Xu Xiaoyu, Li Wanqiong, Zhang Lina, Ji Yazhong, Qin Jiaying, Wang Lu, Wang Mingwen, Qi Lingbin, Xue Jinfeng, Lv Bo, Zhang Xunyi, Xue Zhigang
Department of Regenerative Medicine, Tongji University School of Medicine, Shanghai, China.
Reproductive Medicine Center, Tongji Hospital, Tongji University School of Medicine, Shanghai, China.
Front Cell Dev Biol. 2021 Dec 22;9:749486. doi: 10.3389/fcell.2021.749486. eCollection 2021.
Although sperm preservation is a common means of personal fertility preservation, its effects on embryonic development potential need further investigation. The purpose of this study was to identify key microRNA (miRNA) in cryopreserved sperm and determine the changes of these miRNAs and their target genes during embryonic development using cryopreserved sperm. Moreover, the embryonic development potential of cryopreserved sperm was estimated in assisted reproductive technology (ART), where key miRNAs and target genes were validated in sperm and subsequent embryos. Clinical data of embryonic development from cryopreserved sperm indicated a significant decrease in fertilization rate in both fertilization (IVF) and intracytoplasmic sperm injection (ICSI) cases, as well as a reduction in blastocyst formation rate in ICSI cases. Meanwhile there was a significant increase in blocked embryo ratio of Day1, Day2, and Day3.5 embryos when frozen-thawed mouse sperm was used, compared with fresh mouse sperm, suggesting a potential negative effect of sperm cryopreservation on embryonic development. From frozen-thawed and fresh sperm in humans and mice, respectively, 21 and 95 differentially expressed miRNAs (DEmiRs) were detected. miR-148b-3p were downregulated in both human and mouse frozen-thawed sperm and were also decreased in embryos after fertilization using cryopreserved sperm. Target genes of miR-148b-3p, Pten, was identified in mouse embryos using quantitative real-time PCR (qRT-PCR) and Western blot (WB).
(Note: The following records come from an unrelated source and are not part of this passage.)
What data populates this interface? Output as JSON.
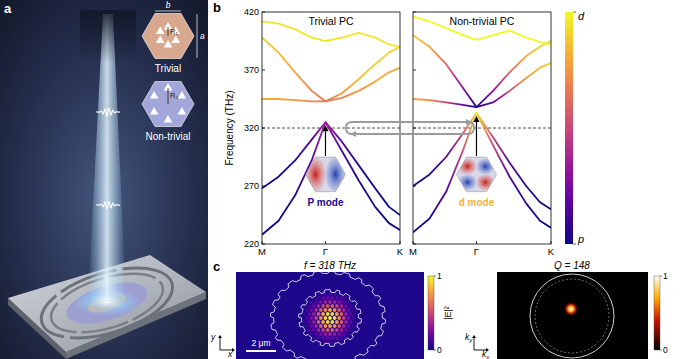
{
  "figure": {
    "panel_labels": [
      "a",
      "b",
      "c"
    ]
  },
  "panel_a": {
    "cells": [
      {
        "label": "Trivial",
        "radius": "R₁"
      },
      {
        "label": "Non-trivial",
        "radius": "R₂"
      }
    ],
    "dimensions": [
      "b",
      "a"
    ]
  },
  "chart_data": [
    {
      "type": "line",
      "title": "Trivial PC",
      "ylabel": "Frequency (THz)",
      "xlim": [
        0,
        1
      ],
      "xticks": [
        {
          "value": 0,
          "label": "M"
        },
        {
          "value": 0.46,
          "label": "Γ"
        },
        {
          "value": 1,
          "label": "K"
        }
      ],
      "ylim": [
        220,
        420
      ],
      "yticks": [
        220,
        270,
        320,
        370,
        420
      ],
      "hline": 320,
      "inset": "P mode",
      "x": [
        0,
        0.12,
        0.24,
        0.36,
        0.46,
        0.58,
        0.7,
        0.82,
        0.92,
        1
      ],
      "series": [
        {
          "values": [
            268,
            278,
            292,
            310,
            325,
            308,
            288,
            268,
            252,
            245
          ],
          "character": [
            0,
            0,
            0.05,
            0.15,
            0.35,
            0.15,
            0.05,
            0,
            0,
            0
          ]
        },
        {
          "values": [
            228,
            240,
            262,
            292,
            325,
            300,
            275,
            252,
            238,
            232
          ],
          "character": [
            0,
            0,
            0.05,
            0.15,
            0.35,
            0.15,
            0.05,
            0,
            0,
            0
          ]
        },
        {
          "values": [
            345,
            345,
            344,
            343,
            343,
            346,
            352,
            360,
            368,
            372
          ],
          "character": [
            0.8,
            0.8,
            0.75,
            0.7,
            0.65,
            0.7,
            0.75,
            0.8,
            0.8,
            0.8
          ]
        },
        {
          "values": [
            398,
            385,
            368,
            352,
            343,
            350,
            362,
            375,
            385,
            390
          ],
          "character": [
            0.9,
            0.85,
            0.8,
            0.7,
            0.65,
            0.75,
            0.85,
            0.9,
            0.9,
            0.9
          ]
        },
        {
          "values": [
            412,
            410,
            405,
            398,
            395,
            398,
            402,
            398,
            392,
            390
          ],
          "character": [
            0.95,
            0.95,
            0.95,
            0.95,
            0.95,
            0.95,
            0.95,
            0.95,
            0.95,
            0.95
          ]
        }
      ]
    },
    {
      "type": "line",
      "title": "Non-trivial PC",
      "tick_labels": "x",
      "xlim": [
        0,
        1
      ],
      "xticks": [
        {
          "value": 0,
          "label": "M"
        },
        {
          "value": 0.46,
          "label": "Γ"
        },
        {
          "value": 1,
          "label": "K"
        }
      ],
      "ylim": [
        220,
        420
      ],
      "yticks": [
        220,
        270,
        320,
        370,
        420
      ],
      "hline": 320,
      "inset": "d mode",
      "x": [
        0,
        0.12,
        0.24,
        0.36,
        0.46,
        0.58,
        0.7,
        0.82,
        0.92,
        1
      ],
      "series": [
        {
          "values": [
            270,
            280,
            295,
            315,
            333,
            312,
            290,
            270,
            256,
            250
          ],
          "character": [
            0,
            0.05,
            0.15,
            0.5,
            0.95,
            0.5,
            0.15,
            0.05,
            0,
            0
          ]
        },
        {
          "values": [
            230,
            242,
            265,
            300,
            333,
            305,
            278,
            255,
            240,
            234
          ],
          "character": [
            0,
            0.05,
            0.15,
            0.5,
            0.95,
            0.5,
            0.15,
            0.05,
            0,
            0
          ]
        },
        {
          "values": [
            345,
            344,
            342,
            340,
            338,
            342,
            352,
            363,
            372,
            376
          ],
          "character": [
            0.8,
            0.7,
            0.5,
            0.2,
            0.05,
            0.2,
            0.5,
            0.75,
            0.85,
            0.9
          ]
        },
        {
          "values": [
            400,
            390,
            375,
            355,
            338,
            352,
            368,
            382,
            390,
            395
          ],
          "character": [
            0.9,
            0.8,
            0.6,
            0.3,
            0.05,
            0.3,
            0.6,
            0.8,
            0.9,
            0.9
          ]
        },
        {
          "values": [
            416,
            412,
            406,
            400,
            396,
            400,
            404,
            398,
            394,
            392
          ],
          "character": [
            1,
            1,
            1,
            1,
            1,
            1,
            1,
            1,
            1,
            1
          ]
        }
      ]
    }
  ],
  "band_colorbar": {
    "range": [
      0,
      1
    ],
    "ticks": [
      {
        "value": 0,
        "label": "p"
      },
      {
        "value": 1,
        "label": "d"
      }
    ]
  },
  "panel_c": [
    {
      "title": "f = 318 THz",
      "scale_bar": "2 μm",
      "axes": [
        {
          "symbol": "x",
          "subscript": ""
        },
        {
          "symbol": "y",
          "subscript": ""
        }
      ],
      "colorbar": {
        "label": "|E|²",
        "range": [
          0,
          1
        ],
        "ticks": [
          0,
          1
        ]
      }
    },
    {
      "title": "Q = 148",
      "axes": [
        {
          "symbol": "k",
          "subscript": "x"
        },
        {
          "symbol": "k",
          "subscript": "y"
        }
      ],
      "colorbar": {
        "range": [
          0,
          1
        ],
        "ticks": [
          0,
          1
        ]
      }
    }
  ]
}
In addition, common characters of cryopreservation of mouse oocytes compared with sperm were also detected; downregulation of miR-148b-3p was also confirmed in cryopreserved oocytes. In summary, our study suggested that cryopreservation of sperm could change the expression of miRNAs, especially the miR-148b-3p across humans and mice, and may further affect fertilization and embryo development by increasing the expression of Pten. Moreover, downregulation of miR-148b-3p induced by cryopreservation was conserved in mouse gametes.
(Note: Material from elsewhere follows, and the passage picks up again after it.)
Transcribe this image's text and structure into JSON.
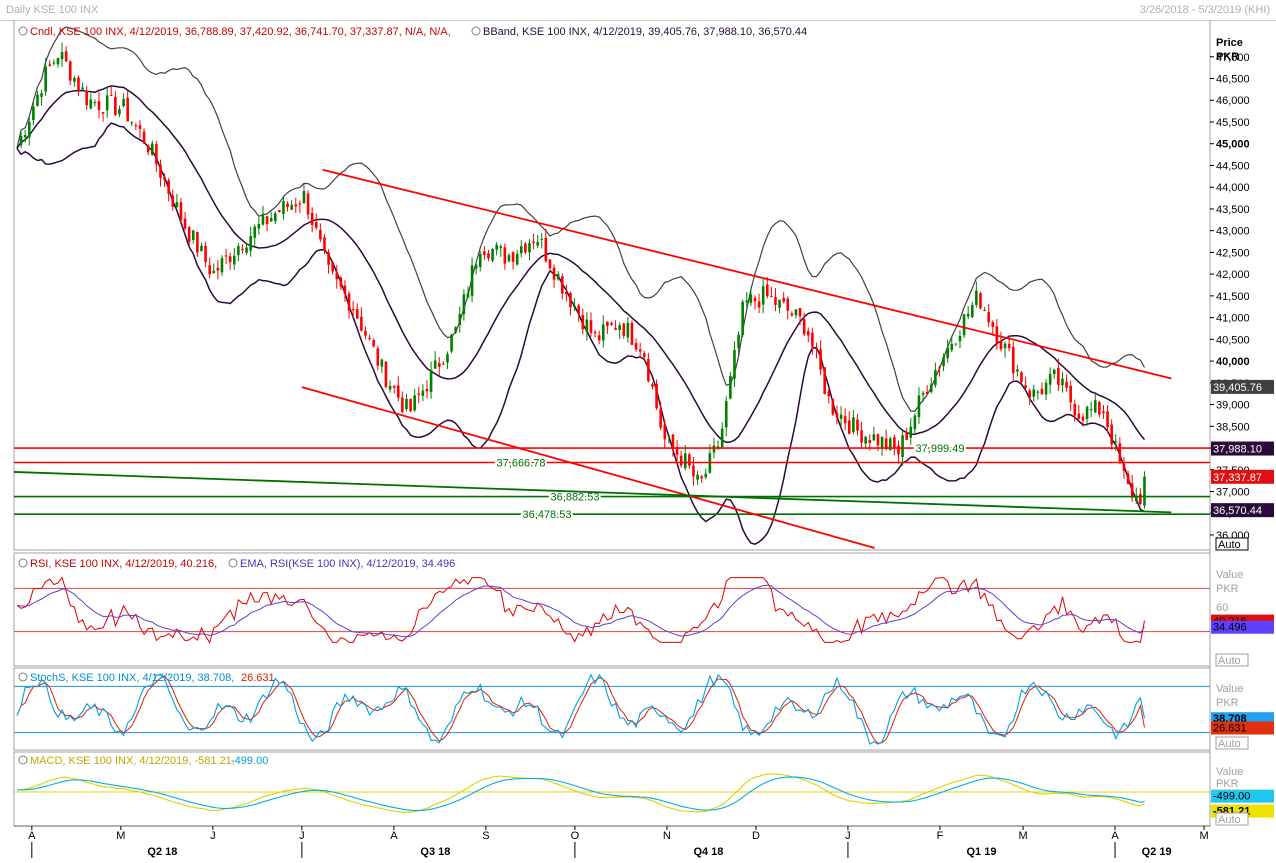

尽管精子保存是个人生育力保存的常用手段,但其对胚胎发育潜能的影响仍需进一步研究。本研究的目的是鉴定冷冻保存精子中的关键微小RNA(miRNA),并利用冷冻保存精子确定这些miRNA及其靶基因在胚胎发育过程中的变化。此外,在辅助生殖技术(ART)中评估了冷冻保存精子的胚胎发育潜能,其中关键miRNA和靶基因在精子及后续胚胎中得到验证。冷冻保存精子的胚胎发育临床数据表明,体外受精(IVF)和卵胞浆内单精子注射(ICSI)病例的受精率均显著降低,ICSI病例的囊胚形成率也降低。同时,与新鲜小鼠精子相比,使用冻融小鼠精子时,第1天、第2天和第3.5天胚胎的阻滞胚胎比例显著增加,提示精子冷冻保存对胚胎发育可能存在负面影响。分别从人和小鼠的冻融精子及新鲜精子中检测到21个和95个差异表达的miRNA(DEmiRs)。miR-148b-3p在人和小鼠的冻融精子中均下调,且在使用冷冻保存精子受精后的胚胎中也降低。使用定量实时PCR(qRT-PCR)和蛋白质免疫印迹(WB)在小鼠胚胎中鉴定了miR-148b-3p的靶基因Pten。此外,还检测了小鼠卵母细胞与精子冷冻保存的共同特征;在冷冻保存的卵母细胞中也证实了miR-148b-3p的下调。总之,我们的研究表明,精子冷冻保存可改变miRNA的表达,尤其是人和小鼠中的miR-148b-3p,并可能通过增加Pten的表达进一步影响受精和胚胎发育。此外,冷冻保存诱导的miR-148b-3p下调在小鼠配子中是保守的。